= Anna Friessnegg =

During the National Socialist dictatorship the Viennese Anna Friessnegg (1899–1965), together with her husband Ludwig interceded on behalf of the persecuted Jews. Since 1984 she is an Austrian Righteous among the Nations.

Anna Friessnegg and her husband were the parents of the helpers Anna Manzer and Edi Stecher. In 1944 they helped the Hungarian Jew Melvine Deutsch, looked after her and hid her in their apartment, whenever there was any danger to be found and deported by the Gestapo.

Deutsch was placed in a labour camp of the company Siemens in Floridsdorf, Vienna. When she was deported to concentration camp Mauthausen, she escaped on the way to the train and came to Vienna, where she didn't know anybody.

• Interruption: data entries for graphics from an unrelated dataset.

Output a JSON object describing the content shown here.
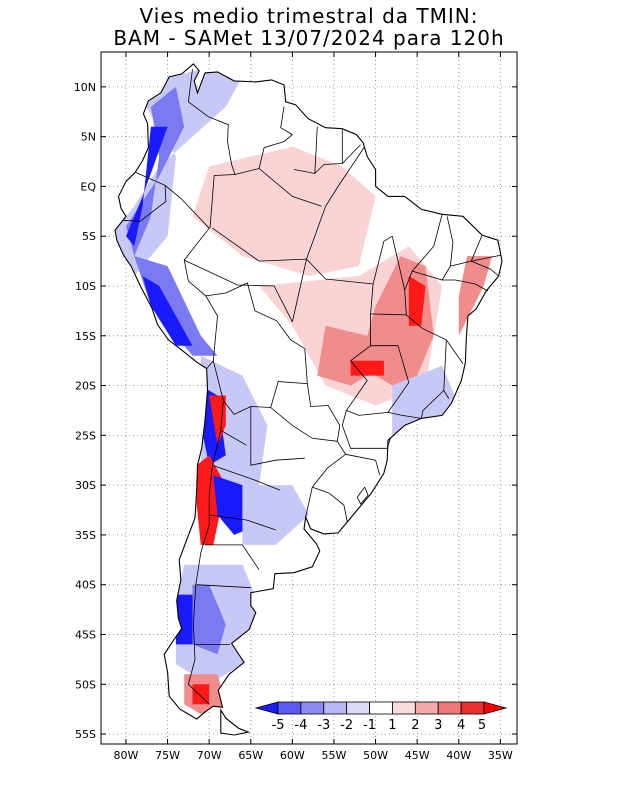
{
  "title": {
    "line1": "Vies medio trimestral da TMIN:",
    "line2": "BAM - SAMet 13/07/2024  para 120h"
  },
  "axes": {
    "lat_labels": [
      "10N",
      "5N",
      "EQ",
      "5S",
      "10S",
      "15S",
      "20S",
      "25S",
      "30S",
      "35S",
      "40S",
      "45S",
      "50S",
      "55S"
    ],
    "lat_values": [
      10,
      5,
      0,
      -5,
      -10,
      -15,
      -20,
      -25,
      -30,
      -35,
      -40,
      -45,
      -50,
      -55
    ],
    "lon_labels": [
      "80W",
      "75W",
      "70W",
      "65W",
      "60W",
      "55W",
      "50W",
      "45W",
      "40W",
      "35W"
    ],
    "lon_values": [
      -80,
      -75,
      -70,
      -65,
      -60,
      -55,
      -50,
      -45,
      -40,
      -35
    ],
    "lon_range": [
      -83,
      -33
    ],
    "lat_range": [
      -56,
      13.5
    ],
    "grid": "dotted"
  },
  "colorbar": {
    "labels": [
      "-5",
      "-4",
      "-3",
      "-2",
      "-1",
      "1",
      "2",
      "3",
      "4",
      "5"
    ],
    "colors": [
      "#1a1aff",
      "#5a5af5",
      "#8a8af0",
      "#b8b8f5",
      "#dcdcfa",
      "#ffffff",
      "#fadcdc",
      "#f5a8a8",
      "#f07878",
      "#e83030",
      "#ff0000"
    ]
  },
  "field_colors": {
    "land": "#ffffff",
    "cold_strong": "#1a1aff",
    "cold": "#7a7af2",
    "cold_light": "#c8c8f7",
    "warm_light": "#fad4d4",
    "warm": "#f08c8c",
    "warm_strong": "#ff1a1a"
  }
}
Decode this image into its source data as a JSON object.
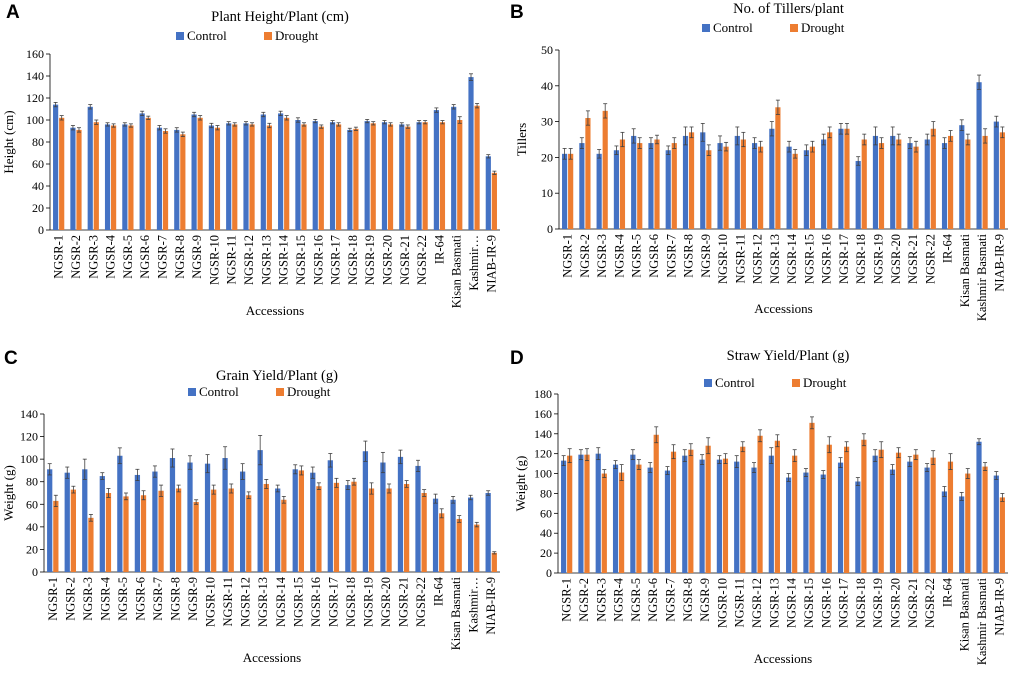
{
  "colors": {
    "control": "#4472C4",
    "drought": "#ED7D31",
    "errorbar": "#404040",
    "axis": "#000000"
  },
  "chart_data": [
    {
      "panel_label": "A",
      "type": "bar",
      "title": "Plant Height/Plant (cm)",
      "xlabel": "Accessions",
      "ylabel": "Height (cm)",
      "ylim": [
        0,
        160
      ],
      "yticks": [
        0,
        20,
        40,
        60,
        80,
        100,
        120,
        140,
        160
      ],
      "legend_position": "top",
      "categories": [
        "NGSR-1",
        "NGSR-2",
        "NGSR-3",
        "NGSR-4",
        "NGSR-5",
        "NGSR-6",
        "NGSR-7",
        "NGSR-8",
        "NGSR-9",
        "NGSR-10",
        "NGSR-11",
        "NGSR-12",
        "NGSR-13",
        "NGSR-14",
        "NGSR-15",
        "NGSR-16",
        "NGSR-17",
        "NGSR-18",
        "NGSR-19",
        "NGSR-20",
        "NGSR-21",
        "NGSR-22",
        "IR-64",
        "Kisan Basmati",
        "Kashmir…",
        "NIAB-IR-9"
      ],
      "series": [
        {
          "name": "Control",
          "values": [
            114,
            93,
            112,
            96,
            96,
            106,
            93,
            91,
            105,
            95,
            97,
            97,
            105,
            106,
            100,
            99,
            98,
            91,
            99,
            98,
            96,
            98,
            109,
            112,
            139,
            67
          ],
          "errors": [
            2,
            2,
            2,
            1.5,
            1.5,
            2,
            2,
            2,
            2,
            2,
            1.5,
            1.5,
            2,
            2,
            2,
            1.5,
            1.5,
            1.5,
            1.5,
            1.5,
            1.5,
            1.5,
            2,
            2,
            3,
            1.5
          ]
        },
        {
          "name": "Drought",
          "values": [
            102,
            91,
            98,
            95,
            95,
            102,
            90,
            87,
            102,
            93,
            96,
            96,
            95,
            102,
            96,
            94,
            96,
            92,
            97,
            96,
            94,
            98,
            98,
            100,
            113,
            52
          ],
          "errors": [
            2,
            2,
            2,
            1.5,
            1.5,
            1.5,
            2,
            2,
            2,
            2,
            1.5,
            1.5,
            2,
            2,
            1.5,
            1.5,
            1.5,
            1.5,
            1.5,
            1.5,
            1.5,
            1.5,
            1.5,
            3,
            2,
            1.5
          ]
        }
      ]
    },
    {
      "panel_label": "B",
      "type": "bar",
      "title": "No. of Tillers/plant",
      "xlabel": "Accessions",
      "ylabel": "Tillers",
      "ylim": [
        0,
        50
      ],
      "yticks": [
        0,
        10,
        20,
        30,
        40,
        50
      ],
      "legend_position": "top",
      "categories": [
        "NGSR-1",
        "NGSR-2",
        "NGSR-3",
        "NGSR-4",
        "NGSR-5",
        "NGSR-6",
        "NGSR-7",
        "NGSR-8",
        "NGSR-9",
        "NGSR-10",
        "NGSR-11",
        "NGSR-12",
        "NGSR-13",
        "NGSR-14",
        "NGSR-15",
        "NGSR-16",
        "NGSR-17",
        "NGSR-18",
        "NGSR-19",
        "NGSR-20",
        "NGSR-21",
        "NGSR-22",
        "IR-64",
        "Kisan Basmati",
        "Kashmir Basmati",
        "NIAB-IR-9"
      ],
      "series": [
        {
          "name": "Control",
          "values": [
            21,
            24,
            21,
            22,
            26,
            24,
            22,
            26,
            27,
            24,
            26,
            24,
            28,
            23,
            22,
            25,
            28,
            19,
            26,
            26,
            24,
            25,
            24,
            29,
            41,
            30
          ],
          "errors": [
            1.5,
            1.5,
            1.2,
            1.2,
            2,
            1.5,
            1.2,
            2.5,
            2.5,
            2,
            2.5,
            1.5,
            2,
            1.5,
            1.5,
            1.5,
            1.5,
            1.2,
            2.5,
            2.5,
            1.5,
            1.5,
            1.5,
            1.5,
            2,
            1.5
          ]
        },
        {
          "name": "Drought",
          "values": [
            21,
            31,
            33,
            25,
            24,
            25,
            24,
            27,
            22,
            23,
            25,
            23,
            34,
            21,
            23,
            27,
            28,
            25,
            24,
            25,
            23,
            28,
            26,
            25,
            26,
            27
          ],
          "errors": [
            1.5,
            2,
            2,
            2,
            1.5,
            1.2,
            1.5,
            1.5,
            1.5,
            1.2,
            2,
            1.5,
            2,
            1.2,
            1.5,
            1.5,
            1.5,
            1.5,
            1.5,
            1.5,
            1.5,
            2,
            1.5,
            1.5,
            2,
            1.5
          ]
        }
      ]
    },
    {
      "panel_label": "C",
      "type": "bar",
      "title": "Grain Yield/Plant (g)",
      "xlabel": "Accessions",
      "ylabel": "Weight (g)",
      "ylim": [
        0,
        140
      ],
      "yticks": [
        0,
        20,
        40,
        60,
        80,
        100,
        120,
        140
      ],
      "legend_position": "top",
      "categories": [
        "NGSR-1",
        "NGSR-2",
        "NGSR-3",
        "NGSR-4",
        "NGSR-5",
        "NGSR-6",
        "NGSR-7",
        "NGSR-8",
        "NGSR-9",
        "NGSR-10",
        "NGSR-11",
        "NGSR-12",
        "NGSR-13",
        "NGSR-14",
        "NGSR-15",
        "NGSR-16",
        "NGSR-17",
        "NGSR-18",
        "NGSR-19",
        "NGSR-20",
        "NGSR-21",
        "NGSR-22",
        "IR-64",
        "Kisan Basmati",
        "Kashmir…",
        "NIAB-IR-9"
      ],
      "series": [
        {
          "name": "Control",
          "values": [
            91,
            88,
            91,
            85,
            103,
            86,
            89,
            101,
            97,
            96,
            101,
            89,
            108,
            74,
            91,
            88,
            99,
            77,
            107,
            97,
            102,
            94,
            65,
            64,
            66,
            70
          ],
          "errors": [
            5,
            5,
            9,
            3,
            7,
            5,
            5,
            8,
            6,
            8,
            10,
            7,
            13,
            3,
            4,
            5,
            6,
            4,
            9,
            9,
            6,
            5,
            4,
            3,
            2,
            2
          ]
        },
        {
          "name": "Drought",
          "values": [
            63,
            73,
            48,
            70,
            67,
            68,
            72,
            74,
            62,
            73,
            74,
            68,
            78,
            64,
            90,
            76,
            79,
            80,
            74,
            74,
            78,
            70,
            52,
            47,
            42,
            17
          ],
          "errors": [
            5,
            3,
            3,
            4,
            3,
            4,
            5,
            3,
            2,
            4,
            4,
            3,
            4,
            3,
            4,
            3,
            4,
            3,
            5,
            4,
            3,
            3,
            4,
            3,
            2,
            1
          ]
        }
      ]
    },
    {
      "panel_label": "D",
      "type": "bar",
      "title": "Straw Yield/Plant (g)",
      "xlabel": "Accessions",
      "ylabel": "Weight (g)",
      "ylim": [
        0,
        180
      ],
      "yticks": [
        0,
        20,
        40,
        60,
        80,
        100,
        120,
        140,
        160,
        180
      ],
      "legend_position": "top",
      "categories": [
        "NGSR-1",
        "NGSR-2",
        "NGSR-3",
        "NGSR-4",
        "NGSR-5",
        "NGSR-6",
        "NGSR-7",
        "NGSR-8",
        "NGSR-9",
        "NGSR-10",
        "NGSR-11",
        "NGSR-12",
        "NGSR-13",
        "NGSR-14",
        "NGSR-15",
        "NGSR-16",
        "NGSR-17",
        "NGSR-18",
        "NGSR-19",
        "NGSR-20",
        "NGSR-21",
        "NGSR-22",
        "IR-64",
        "Kisan Basmati",
        "Kashmir Basmati",
        "NIAB-IR-9"
      ],
      "series": [
        {
          "name": "Control",
          "values": [
            113,
            119,
            120,
            109,
            119,
            106,
            103,
            118,
            114,
            114,
            112,
            106,
            118,
            96,
            101,
            99,
            111,
            92,
            118,
            104,
            112,
            106,
            82,
            77,
            132,
            98
          ],
          "errors": [
            5,
            5,
            6,
            4,
            5,
            5,
            4,
            6,
            5,
            4,
            6,
            5,
            8,
            4,
            4,
            4,
            5,
            4,
            6,
            5,
            5,
            4,
            5,
            4,
            3,
            4
          ]
        },
        {
          "name": "Drought",
          "values": [
            118,
            119,
            100,
            101,
            109,
            139,
            122,
            124,
            128,
            115,
            127,
            138,
            133,
            118,
            151,
            129,
            127,
            134,
            124,
            121,
            119,
            116,
            112,
            100,
            107,
            76
          ],
          "errors": [
            7,
            6,
            4,
            8,
            5,
            8,
            7,
            6,
            8,
            5,
            5,
            6,
            6,
            6,
            6,
            8,
            5,
            6,
            8,
            5,
            5,
            7,
            8,
            5,
            4,
            4
          ]
        }
      ]
    }
  ]
}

In her situation of despair she turned to Manzer, previously unknown to her.
The Gestapo did not give up to look for Deutsch, who fled from the transporter to Mauthausen. When she was in danger at Manzer' s home, Manzer turned to her brother Stecher for help. Deutsch stayed with Stecher for a few months, without being found by the Gestapo.

But Manzer and Stecher didn't have enough rationed food. That is why their parents helped out and provided food for the hidden Deutsch. When the Gestapo searched the surroundings for Jews, Deutsch often had to hide in Frissneggs apartment as well. After the liberation Deutsch was able to leave that very same apartment safe and unharmed.

Her husband, Ludwig Friessnegg, as well as Anna Manzer and Edi Stecher also are Austrian Righteous among the Nations.